2012年1月7日土曜日

しあわせハンス___私たちはどちらの側にいるのか?

昨日に続いて、マタイによる福音書25章の「ぶどう園の労働者」のたとえについて書きたいのですが、それは、もう少し後にして、今日はグリム童話の中から「しあわせハンス」をとりあげます。

 7年間の奉公を終えたハンスという若者が、主人から報酬としてもらった金塊を、馬、牛、豚、ガチョウ、砥石、最後は石ころにと次々に交換し、その石ころも井戸に落として、無一物になって、郷里の母親のもとに帰り着くというお話。ストーリーが単純で他のグリム童話にあるような残酷な場面がないので、美しい絵本として版が重ねられている。この童話のなかに清貧の思想を読み取って、それを賛美したり、一般的な価値観にまどわされない自己の価値観の充足を肯定したりするコメントがネット上で多く見受けられた。一方、他人の持っているものをほしがり、最後には無一物になってしまうハンスのおろかしさを我がこととして受け止め、自戒する法話もあった。

 この話を、たんに「子どものための童話」として、ここから道徳的ないし教訓的なテーマを読み取ろうとすれば、おおむね上記のようになるだろう。グリム兄弟もそれを目的にしたのかもしれない。だが、この単純な話は、決して単純ではない読後感をもたらす。「しあわせ」ハンス・・・・・しあわせ・・・・石ころさえも失って、無一物になって、なにがしあわせ?ほんとうにしあわせ?

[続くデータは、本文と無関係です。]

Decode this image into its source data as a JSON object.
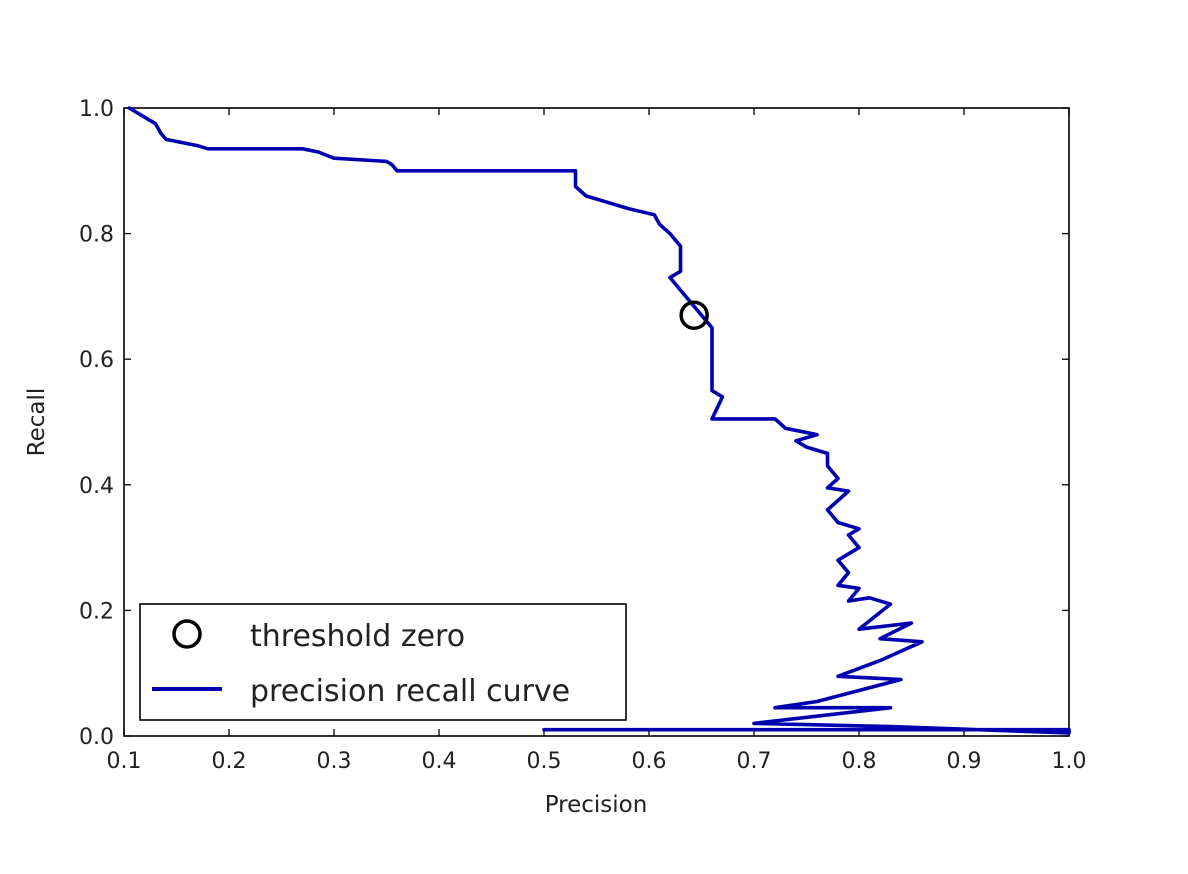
{
  "chart_data": {
    "type": "line",
    "title": "",
    "xlabel": "Precision",
    "ylabel": "Recall",
    "xlim": [
      0.1,
      1.0
    ],
    "ylim": [
      0.0,
      1.0
    ],
    "xticks": [
      "0.1",
      "0.2",
      "0.3",
      "0.4",
      "0.5",
      "0.6",
      "0.7",
      "0.8",
      "0.9",
      "1.0"
    ],
    "yticks": [
      "0.0",
      "0.2",
      "0.4",
      "0.6",
      "0.8",
      "1.0"
    ],
    "grid": false,
    "legend_position": "lower-left",
    "series": [
      {
        "name": "precision recall curve",
        "color": "#0000b0",
        "style": "line",
        "points": [
          [
            0.5,
            0.01
          ],
          [
            1.0,
            0.01
          ],
          [
            1.0,
            0.005
          ],
          [
            0.83,
            0.015
          ],
          [
            0.7,
            0.02
          ],
          [
            0.83,
            0.045
          ],
          [
            0.72,
            0.045
          ],
          [
            0.76,
            0.055
          ],
          [
            0.84,
            0.09
          ],
          [
            0.78,
            0.095
          ],
          [
            0.82,
            0.12
          ],
          [
            0.86,
            0.15
          ],
          [
            0.82,
            0.155
          ],
          [
            0.85,
            0.18
          ],
          [
            0.8,
            0.17
          ],
          [
            0.83,
            0.21
          ],
          [
            0.81,
            0.22
          ],
          [
            0.79,
            0.215
          ],
          [
            0.8,
            0.235
          ],
          [
            0.78,
            0.24
          ],
          [
            0.79,
            0.26
          ],
          [
            0.78,
            0.28
          ],
          [
            0.8,
            0.3
          ],
          [
            0.79,
            0.32
          ],
          [
            0.8,
            0.33
          ],
          [
            0.78,
            0.34
          ],
          [
            0.77,
            0.36
          ],
          [
            0.79,
            0.39
          ],
          [
            0.77,
            0.395
          ],
          [
            0.78,
            0.41
          ],
          [
            0.77,
            0.43
          ],
          [
            0.77,
            0.45
          ],
          [
            0.75,
            0.46
          ],
          [
            0.74,
            0.47
          ],
          [
            0.76,
            0.48
          ],
          [
            0.73,
            0.49
          ],
          [
            0.72,
            0.505
          ],
          [
            0.66,
            0.505
          ],
          [
            0.67,
            0.54
          ],
          [
            0.66,
            0.55
          ],
          [
            0.66,
            0.575
          ],
          [
            0.66,
            0.6
          ],
          [
            0.66,
            0.625
          ],
          [
            0.66,
            0.65
          ],
          [
            0.65,
            0.67
          ],
          [
            0.64,
            0.69
          ],
          [
            0.63,
            0.71
          ],
          [
            0.62,
            0.73
          ],
          [
            0.63,
            0.74
          ],
          [
            0.63,
            0.78
          ],
          [
            0.62,
            0.8
          ],
          [
            0.61,
            0.815
          ],
          [
            0.605,
            0.83
          ],
          [
            0.58,
            0.84
          ],
          [
            0.56,
            0.85
          ],
          [
            0.54,
            0.86
          ],
          [
            0.53,
            0.875
          ],
          [
            0.53,
            0.9
          ],
          [
            0.43,
            0.9
          ],
          [
            0.36,
            0.9
          ],
          [
            0.355,
            0.91
          ],
          [
            0.35,
            0.915
          ],
          [
            0.3,
            0.92
          ],
          [
            0.285,
            0.93
          ],
          [
            0.27,
            0.935
          ],
          [
            0.18,
            0.935
          ],
          [
            0.17,
            0.94
          ],
          [
            0.155,
            0.945
          ],
          [
            0.14,
            0.95
          ],
          [
            0.135,
            0.96
          ],
          [
            0.13,
            0.975
          ],
          [
            0.12,
            0.985
          ],
          [
            0.105,
            1.0
          ]
        ]
      },
      {
        "name": "threshold zero",
        "color": "#000000",
        "style": "marker-circle",
        "points": [
          [
            0.643,
            0.67
          ]
        ]
      }
    ]
  },
  "legend": {
    "entries": [
      "threshold zero",
      "precision recall curve"
    ]
  }
}
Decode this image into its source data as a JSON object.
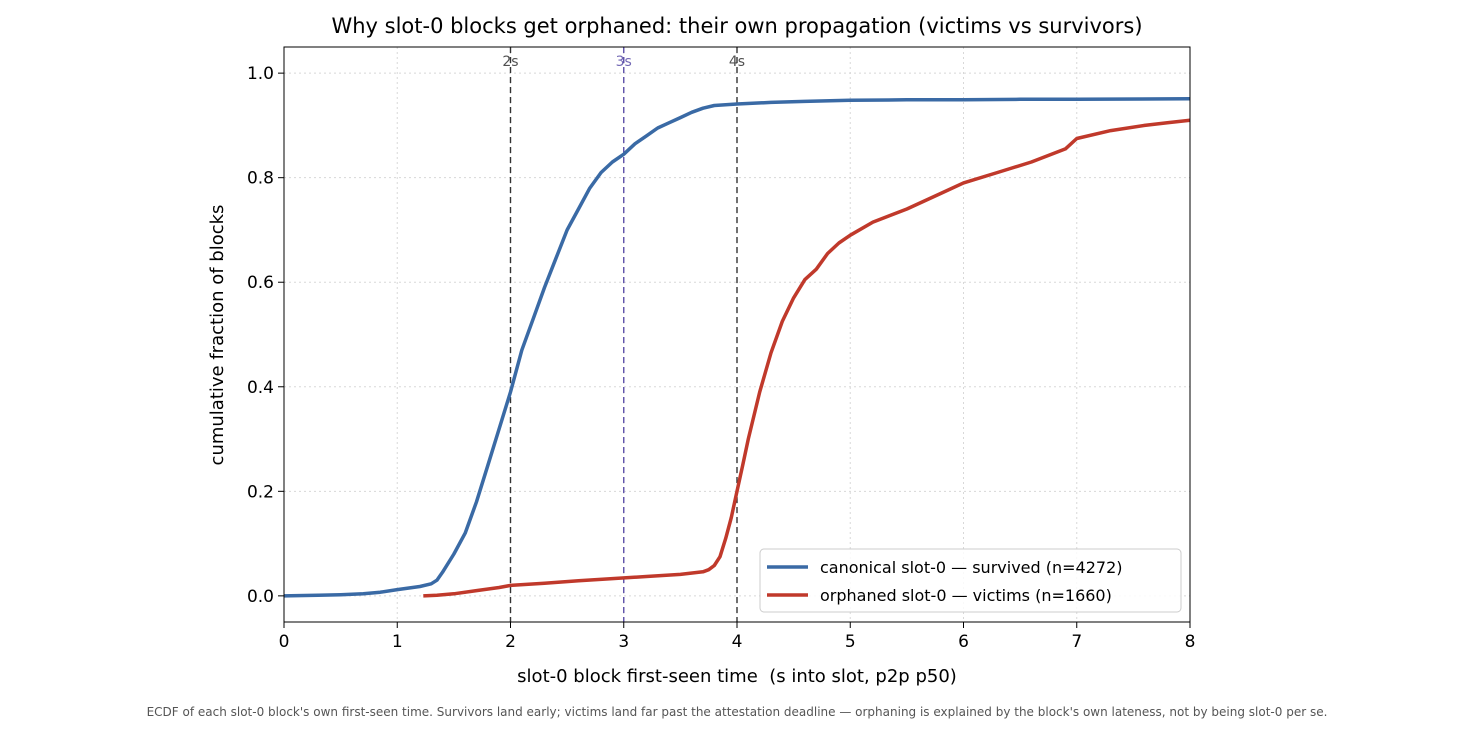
{
  "chart_data": {
    "type": "line",
    "title": "Why slot-0 blocks get orphaned: their own propagation (victims vs survivors)",
    "xlabel": "slot-0 block first-seen time  (s into slot, p2p p50)",
    "ylabel": "cumulative fraction of blocks",
    "caption": "ECDF of each slot-0 block's own first-seen time. Survivors land early; victims land far past the attestation deadline — orphaning is explained by the block's own lateness, not by being slot-0 per se.",
    "xlim": [
      0,
      8
    ],
    "ylim": [
      -0.05,
      1.05
    ],
    "x_ticks": [
      0,
      1,
      2,
      3,
      4,
      5,
      6,
      7,
      8
    ],
    "y_ticks": [
      0.0,
      0.2,
      0.4,
      0.6,
      0.8,
      1.0
    ],
    "x_tick_labels": [
      "0",
      "1",
      "2",
      "3",
      "4",
      "5",
      "6",
      "7",
      "8"
    ],
    "y_tick_labels": [
      "0.0",
      "0.2",
      "0.4",
      "0.6",
      "0.8",
      "1.0"
    ],
    "grid": true,
    "legend_position": "lower-right",
    "vlines": [
      {
        "x": 2,
        "label": "2s",
        "color": "#333333"
      },
      {
        "x": 3,
        "label": "3s",
        "color": "#5b4ea8"
      },
      {
        "x": 4,
        "label": "4s",
        "color": "#333333"
      }
    ],
    "series": [
      {
        "name": "canonical slot-0 — survived (n=4272)",
        "color": "#3a6aa5",
        "points": [
          [
            0.0,
            0.0
          ],
          [
            0.3,
            0.001
          ],
          [
            0.5,
            0.002
          ],
          [
            0.7,
            0.004
          ],
          [
            0.85,
            0.007
          ],
          [
            1.0,
            0.012
          ],
          [
            1.2,
            0.018
          ],
          [
            1.3,
            0.023
          ],
          [
            1.35,
            0.03
          ],
          [
            1.4,
            0.045
          ],
          [
            1.5,
            0.08
          ],
          [
            1.6,
            0.12
          ],
          [
            1.7,
            0.18
          ],
          [
            1.8,
            0.25
          ],
          [
            1.9,
            0.32
          ],
          [
            2.0,
            0.39
          ],
          [
            2.1,
            0.47
          ],
          [
            2.2,
            0.53
          ],
          [
            2.3,
            0.59
          ],
          [
            2.4,
            0.645
          ],
          [
            2.5,
            0.7
          ],
          [
            2.6,
            0.74
          ],
          [
            2.7,
            0.78
          ],
          [
            2.8,
            0.81
          ],
          [
            2.9,
            0.83
          ],
          [
            3.0,
            0.845
          ],
          [
            3.1,
            0.865
          ],
          [
            3.2,
            0.88
          ],
          [
            3.3,
            0.895
          ],
          [
            3.4,
            0.905
          ],
          [
            3.5,
            0.915
          ],
          [
            3.6,
            0.925
          ],
          [
            3.7,
            0.933
          ],
          [
            3.8,
            0.938
          ],
          [
            4.0,
            0.941
          ],
          [
            4.3,
            0.944
          ],
          [
            4.6,
            0.946
          ],
          [
            5.0,
            0.948
          ],
          [
            5.5,
            0.949
          ],
          [
            6.0,
            0.949
          ],
          [
            6.5,
            0.95
          ],
          [
            7.0,
            0.95
          ],
          [
            8.0,
            0.951
          ]
        ]
      },
      {
        "name": "orphaned slot-0 — victims (n=1660)",
        "color": "#c0392b",
        "points": [
          [
            1.23,
            0.0
          ],
          [
            1.35,
            0.001
          ],
          [
            1.5,
            0.004
          ],
          [
            1.7,
            0.01
          ],
          [
            1.9,
            0.016
          ],
          [
            2.0,
            0.02
          ],
          [
            2.3,
            0.024
          ],
          [
            2.6,
            0.029
          ],
          [
            2.9,
            0.033
          ],
          [
            3.2,
            0.037
          ],
          [
            3.5,
            0.041
          ],
          [
            3.7,
            0.046
          ],
          [
            3.75,
            0.05
          ],
          [
            3.8,
            0.058
          ],
          [
            3.85,
            0.075
          ],
          [
            3.9,
            0.11
          ],
          [
            3.95,
            0.15
          ],
          [
            4.0,
            0.2
          ],
          [
            4.05,
            0.25
          ],
          [
            4.1,
            0.3
          ],
          [
            4.2,
            0.39
          ],
          [
            4.3,
            0.465
          ],
          [
            4.4,
            0.525
          ],
          [
            4.5,
            0.57
          ],
          [
            4.6,
            0.605
          ],
          [
            4.7,
            0.625
          ],
          [
            4.8,
            0.655
          ],
          [
            4.9,
            0.675
          ],
          [
            5.0,
            0.69
          ],
          [
            5.2,
            0.715
          ],
          [
            5.5,
            0.74
          ],
          [
            5.8,
            0.77
          ],
          [
            6.0,
            0.79
          ],
          [
            6.3,
            0.81
          ],
          [
            6.6,
            0.83
          ],
          [
            6.9,
            0.855
          ],
          [
            7.0,
            0.875
          ],
          [
            7.3,
            0.89
          ],
          [
            7.6,
            0.9
          ],
          [
            7.8,
            0.905
          ],
          [
            8.0,
            0.91
          ]
        ]
      }
    ]
  }
}
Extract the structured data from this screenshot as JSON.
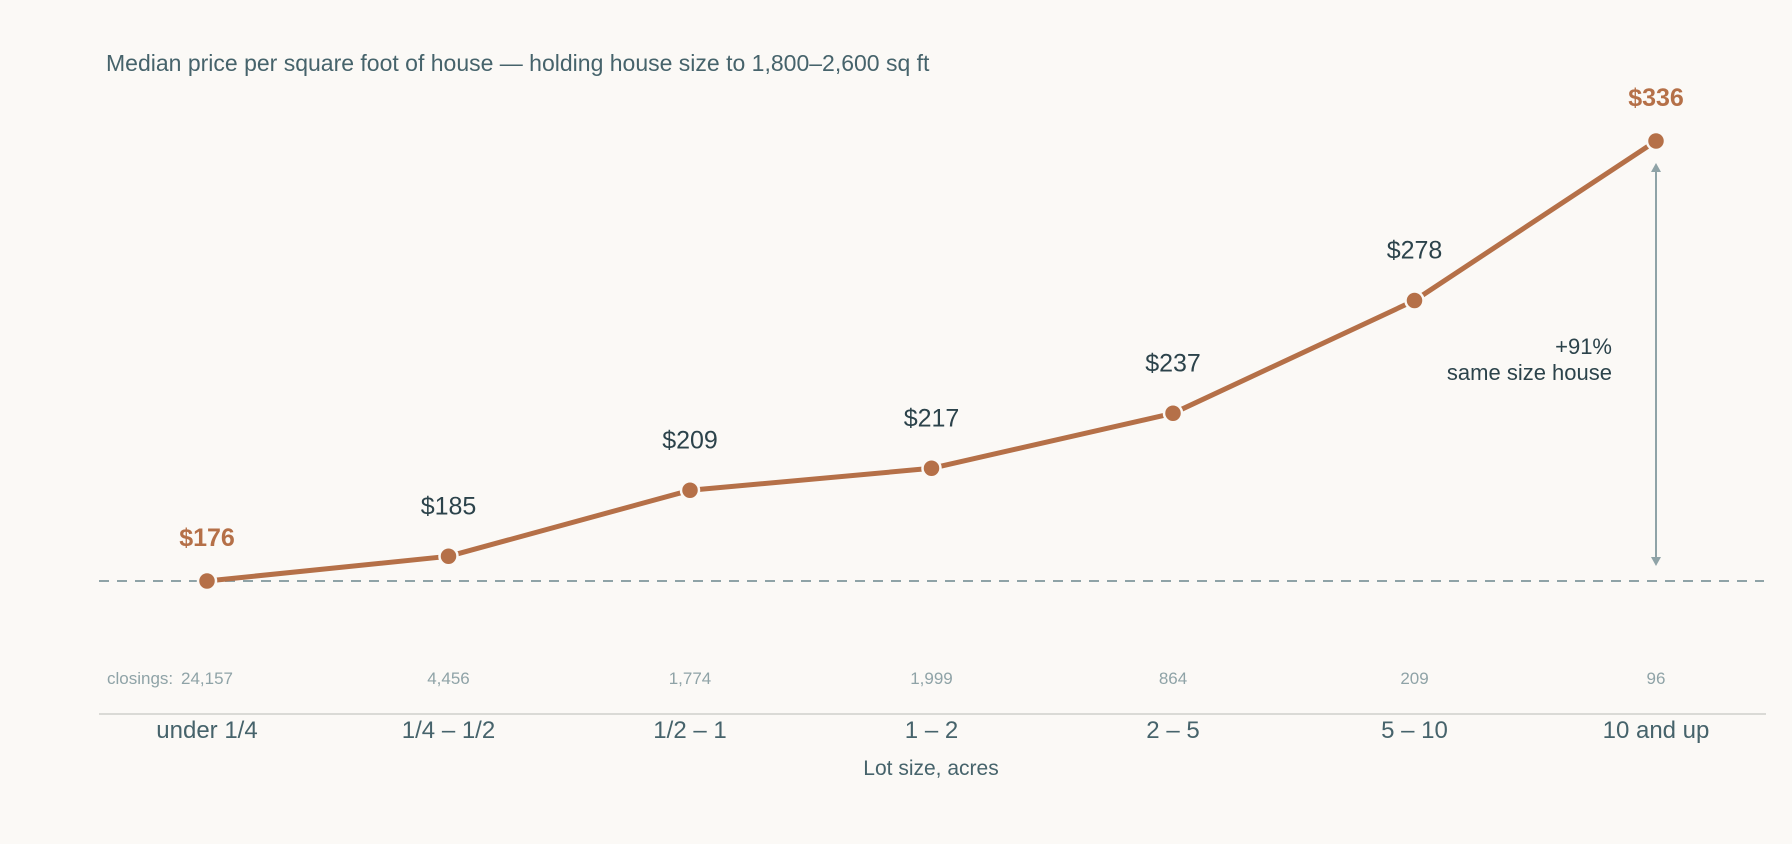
{
  "chart_data": {
    "type": "line",
    "title": "Median price per square foot of house — holding house size to 1,800–2,600 sq ft",
    "xlabel": "Lot size, acres",
    "ylabel": "",
    "categories": [
      "under 1/4",
      "1/4 – 1/2",
      "1/2 – 1",
      "1 – 2",
      "2 – 5",
      "5 – 10",
      "10 and up"
    ],
    "values": [
      176,
      185,
      209,
      217,
      237,
      278,
      336
    ],
    "value_labels": [
      "$176",
      "$185",
      "$209",
      "$217",
      "$237",
      "$278",
      "$336"
    ],
    "highlighted_points": [
      0,
      6
    ],
    "closings_prefix": "closings:",
    "closings": [
      "24,157",
      "4,456",
      "1,774",
      "1,999",
      "864",
      "209",
      "96"
    ],
    "baseline_value": 176,
    "annotation": {
      "line1": "+91%",
      "line2": "same size house"
    },
    "grid": false,
    "colors": {
      "line": "#b57048",
      "highlight_label": "#b57048",
      "label": "#2c434b",
      "muted": "#8fa3a7",
      "background": "#fbf9f6"
    }
  }
}
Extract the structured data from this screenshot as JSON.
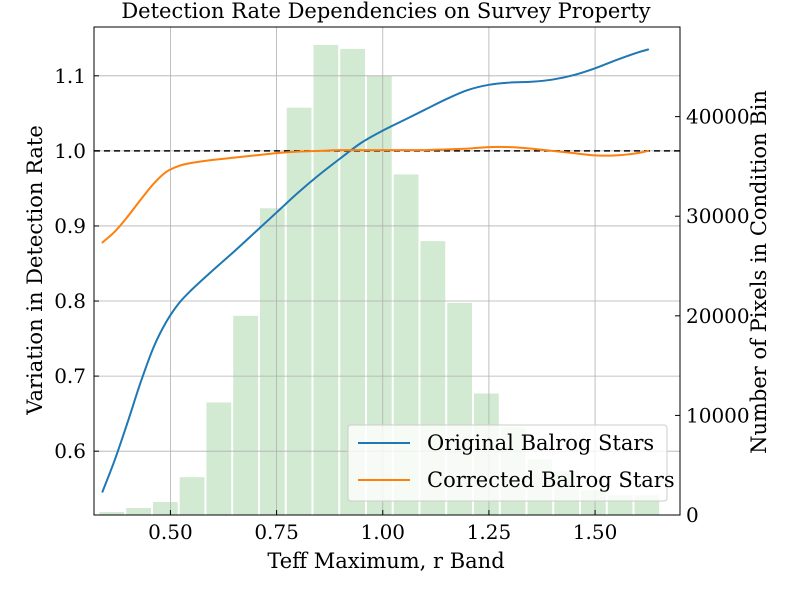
{
  "chart_data": {
    "type": "line",
    "title": "Detection Rate Dependencies on Survey Property",
    "xlabel": "Teff Maximum, r Band",
    "ylabel_left": "Variation in Detection Rate",
    "ylabel_right": "Number of Pixels in Condition Bin",
    "xlim": [
      0.32,
      1.7
    ],
    "ylim_left": [
      0.515,
      1.165
    ],
    "ylim_right": [
      0,
      49000
    ],
    "x_ticks": [
      0.5,
      0.75,
      1.0,
      1.25,
      1.5
    ],
    "x_tick_labels": [
      "0.50",
      "0.75",
      "1.00",
      "1.25",
      "1.50"
    ],
    "y_left_ticks": [
      0.6,
      0.7,
      0.8,
      0.9,
      1.0,
      1.1
    ],
    "y_left_tick_labels": [
      "0.6",
      "0.7",
      "0.8",
      "0.9",
      "1.0",
      "1.1"
    ],
    "y_right_ticks": [
      0,
      10000,
      20000,
      30000,
      40000
    ],
    "y_right_tick_labels": [
      "0",
      "10000",
      "20000",
      "30000",
      "40000"
    ],
    "grid": true,
    "reference_line": 1.0,
    "legend_position": "lower-right",
    "histogram": {
      "color": "#2ca02c",
      "bin_width": 0.063,
      "centers": [
        0.362,
        0.425,
        0.488,
        0.551,
        0.614,
        0.677,
        0.74,
        0.803,
        0.866,
        0.929,
        0.992,
        1.055,
        1.118,
        1.181,
        1.244,
        1.307,
        1.37,
        1.433,
        1.496,
        1.559,
        1.622
      ],
      "counts": [
        300,
        700,
        1300,
        3800,
        11300,
        20000,
        30800,
        40900,
        47200,
        46800,
        44100,
        34200,
        27500,
        21300,
        12200,
        8800,
        5600,
        4400,
        2500,
        2000,
        2000
      ]
    },
    "series": [
      {
        "name": "Original Balrog Stars",
        "color": "#1f77b4",
        "x": [
          0.34,
          0.37,
          0.4,
          0.43,
          0.46,
          0.49,
          0.52,
          0.55,
          0.6,
          0.65,
          0.7,
          0.75,
          0.8,
          0.85,
          0.9,
          0.95,
          1.0,
          1.05,
          1.1,
          1.15,
          1.2,
          1.25,
          1.3,
          1.35,
          1.4,
          1.45,
          1.5,
          1.55,
          1.6,
          1.625
        ],
        "y": [
          0.546,
          0.59,
          0.64,
          0.692,
          0.738,
          0.772,
          0.797,
          0.815,
          0.841,
          0.866,
          0.892,
          0.918,
          0.944,
          0.968,
          0.99,
          1.011,
          1.027,
          1.041,
          1.055,
          1.069,
          1.081,
          1.088,
          1.091,
          1.092,
          1.095,
          1.101,
          1.11,
          1.121,
          1.131,
          1.135
        ]
      },
      {
        "name": "Corrected Balrog Stars",
        "color": "#ff7f0e",
        "x": [
          0.34,
          0.37,
          0.4,
          0.43,
          0.46,
          0.49,
          0.52,
          0.55,
          0.6,
          0.65,
          0.7,
          0.75,
          0.8,
          0.85,
          0.9,
          0.95,
          1.0,
          1.05,
          1.1,
          1.15,
          1.2,
          1.25,
          1.3,
          1.35,
          1.4,
          1.45,
          1.5,
          1.55,
          1.6,
          1.625
        ],
        "y": [
          0.878,
          0.893,
          0.913,
          0.935,
          0.956,
          0.972,
          0.98,
          0.984,
          0.988,
          0.991,
          0.994,
          0.997,
          0.999,
          1.0,
          1.001,
          1.001,
          1.001,
          1.001,
          1.001,
          1.002,
          1.003,
          1.005,
          1.005,
          1.003,
          1.0,
          0.997,
          0.994,
          0.994,
          0.997,
          1.0
        ]
      }
    ]
  }
}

 誰もが気づくように、ハンスは、自分が最初に持っていたものを、より価値の低いものへと交換を重ね、最後に何の価値もない石ころに替えてしまった。ハンスは、次々と損をし続けたのだ。逆にいえば、ハンスとものを交換した相手はみんな得をしたのだ。ハンスの損は相手の得であり、「交換」という行為は必ず価値の増減をともなう。たとえ貨幣を仲介させても。そして、相手のものを「ほしがった」方が損をする。

 さて、それで、私たちは、交換を重ねる度に損をするハンスの側にいるのか?それとも、ハンスの欲望を上手に引き出して、ハンスに損をさせ、自分は得をする側にいるのか?

 せっかく7年の年季奉公をつとめあげ、郷里に帰ったハンスは、無一物になって、これからどうするのか?それは、最初から決まっている。また、7年の年季奉公に行くのだ。だって、何もないのだから。

 「おいら、ほんとうに運がいいや」

 この話は、もしかしたら、おそろしく残酷な童話かもしれない。

 今日もまた、最後まで読んでくださってありがとうございます。